Une autre étude a été consacrée au cancer du poumon qui est une cause majeure de décès dans le monde. Les études antérieures ont longtemps montré un lien potentiel entre la consommation de café et le cancer du poumon. Les études plus récentes font état d’une protection par le café vis-à-vis du risque de développer ce cancer et ont montré que les études plus anciennes avaient mal éliminé le facteur de confusion que représente le tabac.

Dans cette étude thaïlandaise (2) réalisée entre 1990 et 2001, 24 528 participants de la Khon Kaen Cohort Study (KKCS) suivis jusqu’en 2016 ont été suivis dans le Khon Kaen Population-based Cancer Registry. Un total de 12 668 participants éligibles (68,8 % de femmes, âge moyen 51,0 ans à l’entrée dans l’étude) avaient des données complètes et 138 cas incidents de cancer du poumon ont été observés et analysés.

La consommation de café était associée à un risque réduit de 46 % de cancer du poumon (HR = 0,54 ; IC 95 % : 0,35-0,84) après ajustement pour l’âge et le sexe. Le tabac (HR = 2,76 ; IC 95 % : 1,32-5,78) et l’histoire familiale de cancer (HR = 1,65 ; IC 95 % : 1,10-2,48) étaient associés à un risque accru.
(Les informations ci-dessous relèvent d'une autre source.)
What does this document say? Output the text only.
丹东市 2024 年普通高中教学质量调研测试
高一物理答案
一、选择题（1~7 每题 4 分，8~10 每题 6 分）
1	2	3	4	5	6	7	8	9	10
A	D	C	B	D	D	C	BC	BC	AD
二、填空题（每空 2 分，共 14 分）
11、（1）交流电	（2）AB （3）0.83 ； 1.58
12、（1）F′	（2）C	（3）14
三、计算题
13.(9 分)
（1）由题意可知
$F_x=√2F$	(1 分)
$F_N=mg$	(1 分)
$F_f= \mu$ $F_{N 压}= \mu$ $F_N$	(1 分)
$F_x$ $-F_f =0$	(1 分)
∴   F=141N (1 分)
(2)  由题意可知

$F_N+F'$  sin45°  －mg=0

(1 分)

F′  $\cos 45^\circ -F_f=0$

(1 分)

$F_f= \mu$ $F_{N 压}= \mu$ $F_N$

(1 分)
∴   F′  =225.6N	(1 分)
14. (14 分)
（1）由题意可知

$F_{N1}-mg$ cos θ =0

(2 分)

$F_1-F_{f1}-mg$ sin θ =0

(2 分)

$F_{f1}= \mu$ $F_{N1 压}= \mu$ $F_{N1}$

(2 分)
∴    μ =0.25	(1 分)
Cette étude étend à la population asiatique les données récentes sur l’effet protecteur du café dans le cancer du poumon observées sur d’autres populations.

 

Quels mécanismes ?

Différents composés du café possèdent des propriétés antioxydantes, anti-inflammatoires et sont capables d’induire la mort des cellules cancéreuses. Ce sont en particulier la caféine qui intervient au niveau du cycle cellulaire, et des acides chlorogéniques et diterpènes (kahwéol et cafestol) qui luttent à différents niveaux contre les attaques sur l’ADN, l’oxydation cellulaire et l’inflammation. Une revue récente sur le sujet vient d’être publiée par un groupe italien (3).

 

Pour en savoir plus :

  1. Mackintosh C, Yuan C, Ou FS et al. Association of Coffee Intake With Survival in Patients With Advanced or Metastatic Colorectal Cancer. JAMA Oncol 2020 ; e203938.
  2. Kudwongsa W, Promthet S, Suwanrungruang K et al. Coffee Consumption and Lung Cancer Risk: A Prospective Cohort Study in Khon Kaen Thailand. Asian Pac J Cancer Prev 2020 ; 21 : 2367-71.
  3. Ismail T, Donati-Zeppa S, Akhtar S et al. Coffee in cancer chemoprevention: an updated review. Expert Opin Drug Metab Toxicol. 2020 Oct 19. Online ahead of print.